The Influence of Thiopurine Methyltransferase Activity on Toxicity After High-dose Methotrexate in Childhood Acute Lymphoblastic Leukemia

High-dose methotrexate (HDM) given concurrently with oral 6-mercaptopurine (6MP) may be followed by myelotoxicity, which may necessitate treatment interruption and thus interfere with the efficacy of the treatment of childhood ALL. Several studies have indicated that MTX and 6MP act synergistically. It has previously been reported that the risk of significant bone-marrow suppression is increased if oral 6MP is coadministered with HDM during maintenance therapy and that reductions of the dose of concurrently given oral 6MP can reduce the risk of significant myelotoxicity following HDM. MTX may increase the bioavailability of 6MP through inhibition of xanthine oxidase, which catabolizes 6MP. In addition, MTX may through inhibition of de novo purine synthesis enhance the availability of 6-thioguanine nucleotides (6TGN) that primarily exert the cytotoxic effect of 6MP.

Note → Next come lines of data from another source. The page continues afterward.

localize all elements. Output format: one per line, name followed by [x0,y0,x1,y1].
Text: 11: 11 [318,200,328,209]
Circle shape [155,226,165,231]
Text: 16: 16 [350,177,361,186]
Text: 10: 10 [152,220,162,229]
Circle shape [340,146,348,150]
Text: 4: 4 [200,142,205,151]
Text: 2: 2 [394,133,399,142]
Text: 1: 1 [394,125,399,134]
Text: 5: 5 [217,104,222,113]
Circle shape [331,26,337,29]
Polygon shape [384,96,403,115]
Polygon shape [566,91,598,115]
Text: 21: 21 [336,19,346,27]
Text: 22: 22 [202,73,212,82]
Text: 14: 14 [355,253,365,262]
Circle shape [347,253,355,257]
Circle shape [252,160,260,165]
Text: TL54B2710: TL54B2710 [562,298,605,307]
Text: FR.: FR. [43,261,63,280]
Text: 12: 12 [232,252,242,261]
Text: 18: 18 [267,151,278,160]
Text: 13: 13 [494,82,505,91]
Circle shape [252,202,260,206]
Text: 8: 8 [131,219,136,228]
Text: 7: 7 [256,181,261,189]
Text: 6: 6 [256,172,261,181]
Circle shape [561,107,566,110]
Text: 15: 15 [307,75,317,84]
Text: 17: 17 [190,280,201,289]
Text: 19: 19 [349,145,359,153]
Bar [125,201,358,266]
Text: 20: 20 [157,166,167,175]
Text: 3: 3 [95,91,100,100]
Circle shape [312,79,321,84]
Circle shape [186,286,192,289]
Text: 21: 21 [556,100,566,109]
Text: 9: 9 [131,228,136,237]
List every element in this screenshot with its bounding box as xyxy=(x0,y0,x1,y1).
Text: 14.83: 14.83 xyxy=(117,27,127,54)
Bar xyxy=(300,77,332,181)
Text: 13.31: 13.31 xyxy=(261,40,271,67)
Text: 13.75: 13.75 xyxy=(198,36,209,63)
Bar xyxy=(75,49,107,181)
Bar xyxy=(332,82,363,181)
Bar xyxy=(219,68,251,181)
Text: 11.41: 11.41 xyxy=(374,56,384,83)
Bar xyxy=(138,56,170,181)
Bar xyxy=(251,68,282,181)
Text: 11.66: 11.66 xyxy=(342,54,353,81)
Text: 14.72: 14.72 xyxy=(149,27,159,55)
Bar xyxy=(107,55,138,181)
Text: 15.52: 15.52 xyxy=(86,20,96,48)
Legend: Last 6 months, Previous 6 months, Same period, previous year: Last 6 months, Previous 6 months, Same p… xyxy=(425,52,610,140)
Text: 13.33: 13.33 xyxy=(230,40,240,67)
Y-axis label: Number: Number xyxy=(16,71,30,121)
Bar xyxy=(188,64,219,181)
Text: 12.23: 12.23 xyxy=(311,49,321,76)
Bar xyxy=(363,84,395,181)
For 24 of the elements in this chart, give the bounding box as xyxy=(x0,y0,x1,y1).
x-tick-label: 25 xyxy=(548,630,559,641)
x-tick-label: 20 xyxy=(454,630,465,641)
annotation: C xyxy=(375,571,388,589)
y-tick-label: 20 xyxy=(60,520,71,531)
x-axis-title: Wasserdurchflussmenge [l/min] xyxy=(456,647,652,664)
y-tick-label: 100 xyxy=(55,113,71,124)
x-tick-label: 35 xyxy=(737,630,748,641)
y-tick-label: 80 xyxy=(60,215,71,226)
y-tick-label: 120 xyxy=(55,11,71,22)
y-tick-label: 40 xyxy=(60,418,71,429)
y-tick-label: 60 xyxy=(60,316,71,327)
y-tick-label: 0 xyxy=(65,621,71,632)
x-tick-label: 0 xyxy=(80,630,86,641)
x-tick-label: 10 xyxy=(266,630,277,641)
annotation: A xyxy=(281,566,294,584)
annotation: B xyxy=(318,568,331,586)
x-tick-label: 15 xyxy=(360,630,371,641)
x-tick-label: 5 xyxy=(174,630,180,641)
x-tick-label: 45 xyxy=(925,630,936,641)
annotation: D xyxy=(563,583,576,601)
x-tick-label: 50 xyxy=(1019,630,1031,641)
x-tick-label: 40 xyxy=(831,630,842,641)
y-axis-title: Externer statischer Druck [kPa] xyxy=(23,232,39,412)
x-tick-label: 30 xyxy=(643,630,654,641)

The enzyme TPMT competes with the formation of 6TGN, as it methylates 6MP and thus create relatively non-toxic metabolites. TPMT heterozygous patients with one wild type and one low-activity allele have a higher risk of myelosuppression and treatment interruption compared to patients with TPMT wild type. Furthermore, TPMT heterozygous patients have a reduced risk of relapse and a higher risk of secondary malignancy compared to patients with TPMT wild type.

Little has been published on the influence of both TPMT activity and 6MP dosage on myelo- and hepatotoxicity following HDM.